Being in a relationship and maintaining your independence are two concepts that may sound counter intuitive. The truth, though, is that becoming co-dependent in a relationship to the point that you lose your independence is very unhealthy. Instead, you want to be two people who share their lives, their experiences, and their goals together while still maintaining independence in the right areas.

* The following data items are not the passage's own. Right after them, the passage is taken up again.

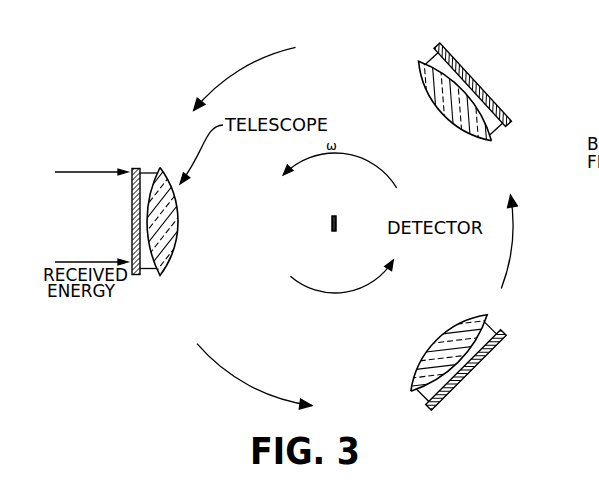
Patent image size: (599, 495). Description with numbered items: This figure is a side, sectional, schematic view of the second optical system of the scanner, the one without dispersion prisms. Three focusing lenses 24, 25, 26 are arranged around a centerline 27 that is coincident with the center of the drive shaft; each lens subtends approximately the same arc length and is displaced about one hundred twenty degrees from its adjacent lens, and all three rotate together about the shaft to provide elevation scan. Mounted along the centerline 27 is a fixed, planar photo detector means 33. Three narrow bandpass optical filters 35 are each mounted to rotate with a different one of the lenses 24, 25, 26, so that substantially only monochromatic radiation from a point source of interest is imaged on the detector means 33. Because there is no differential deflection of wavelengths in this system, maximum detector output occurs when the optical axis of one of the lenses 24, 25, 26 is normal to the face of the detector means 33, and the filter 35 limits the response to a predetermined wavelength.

The focusing lens 24 is at (158, 171).
The focusing lens 25 is at (494, 139).
The focusing lens 26 is at (488, 318).
The centerline 27 is at (338, 222).
The planar photo detector means 33 is at (338, 226).
The narrow bandpass optical filter 35 is at (132, 167).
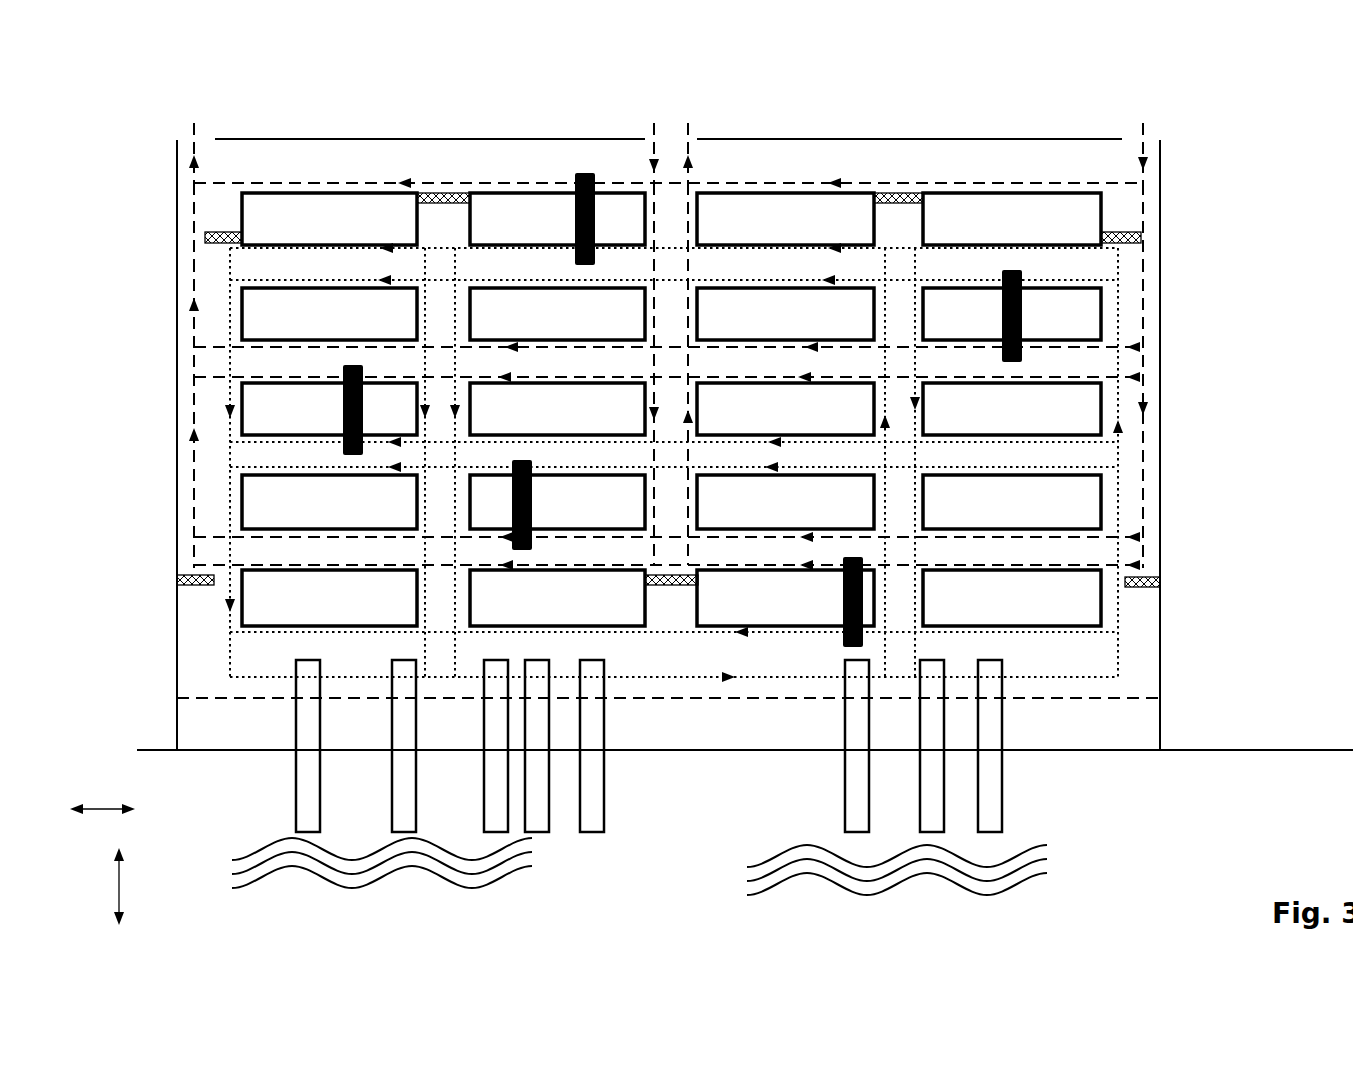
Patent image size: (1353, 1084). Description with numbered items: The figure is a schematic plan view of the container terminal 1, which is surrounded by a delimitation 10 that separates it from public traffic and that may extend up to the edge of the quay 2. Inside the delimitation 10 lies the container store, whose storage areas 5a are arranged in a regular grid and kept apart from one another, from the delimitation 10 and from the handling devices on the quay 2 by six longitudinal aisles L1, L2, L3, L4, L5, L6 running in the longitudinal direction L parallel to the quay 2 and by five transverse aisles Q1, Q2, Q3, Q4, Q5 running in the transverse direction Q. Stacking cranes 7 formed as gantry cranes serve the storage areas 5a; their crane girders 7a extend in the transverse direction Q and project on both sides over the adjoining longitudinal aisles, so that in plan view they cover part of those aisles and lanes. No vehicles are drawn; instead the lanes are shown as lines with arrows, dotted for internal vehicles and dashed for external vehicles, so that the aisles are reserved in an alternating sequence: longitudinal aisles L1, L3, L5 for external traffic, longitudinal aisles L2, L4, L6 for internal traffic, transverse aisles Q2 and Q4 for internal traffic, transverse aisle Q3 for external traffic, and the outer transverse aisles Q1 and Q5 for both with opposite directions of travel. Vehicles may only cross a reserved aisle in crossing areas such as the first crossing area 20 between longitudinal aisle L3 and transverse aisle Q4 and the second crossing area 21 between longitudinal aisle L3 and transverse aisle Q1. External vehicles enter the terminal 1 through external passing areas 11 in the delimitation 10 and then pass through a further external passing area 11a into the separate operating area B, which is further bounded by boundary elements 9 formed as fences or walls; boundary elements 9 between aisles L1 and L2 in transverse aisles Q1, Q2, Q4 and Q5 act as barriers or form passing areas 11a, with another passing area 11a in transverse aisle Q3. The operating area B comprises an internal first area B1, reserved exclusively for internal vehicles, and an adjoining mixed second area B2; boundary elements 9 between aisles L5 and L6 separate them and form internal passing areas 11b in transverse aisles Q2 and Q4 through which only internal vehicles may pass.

Here are some tips on how to keep your independence while also keeping that vital relationship in your life alive and kicking:
Do something on your own
This can be as simple or as extravagant as you like. If you are feeling like you are penned in as part of your relationship then start by doing something simple on your own. Maybe this is refocusing on an old hobby or starting a new one. Fitness classes and sports are excellent examples as well as they will get you out of your house independently of your spouse. For those already in that area, consider a trip to a new city alone where you can spend a couple of days doing everything that you want to do – food, activities, etc. – without having to please anyone else.
Maintain old friendships
In a marital relationship it is only natural that you and your significant other see your circles merge. This is fine, and healthy, as couples friends are an important part of life. One thing to remember though is that you had a life before you met your partner, one that included a friend group that was all of your own. While hanging out as a couple with those friends can still be fun, plan nights to hang out with just your own friends and go out separately. That way you will have more stuff to talk about the next day!
Learn to love yourself
Loving your partner can often be easier than loving yourself. Both aspects of this are vital for a healthy relationship. We are not talking narcissistic love, just a fundamental appreciation of who you are and what you bring to the table for your relationship. Taking care of yourself and your own needs is vital, but if you don’t love and respect yourself then it is easy to fall into a co-dependent trap where nothing you want is ever put first.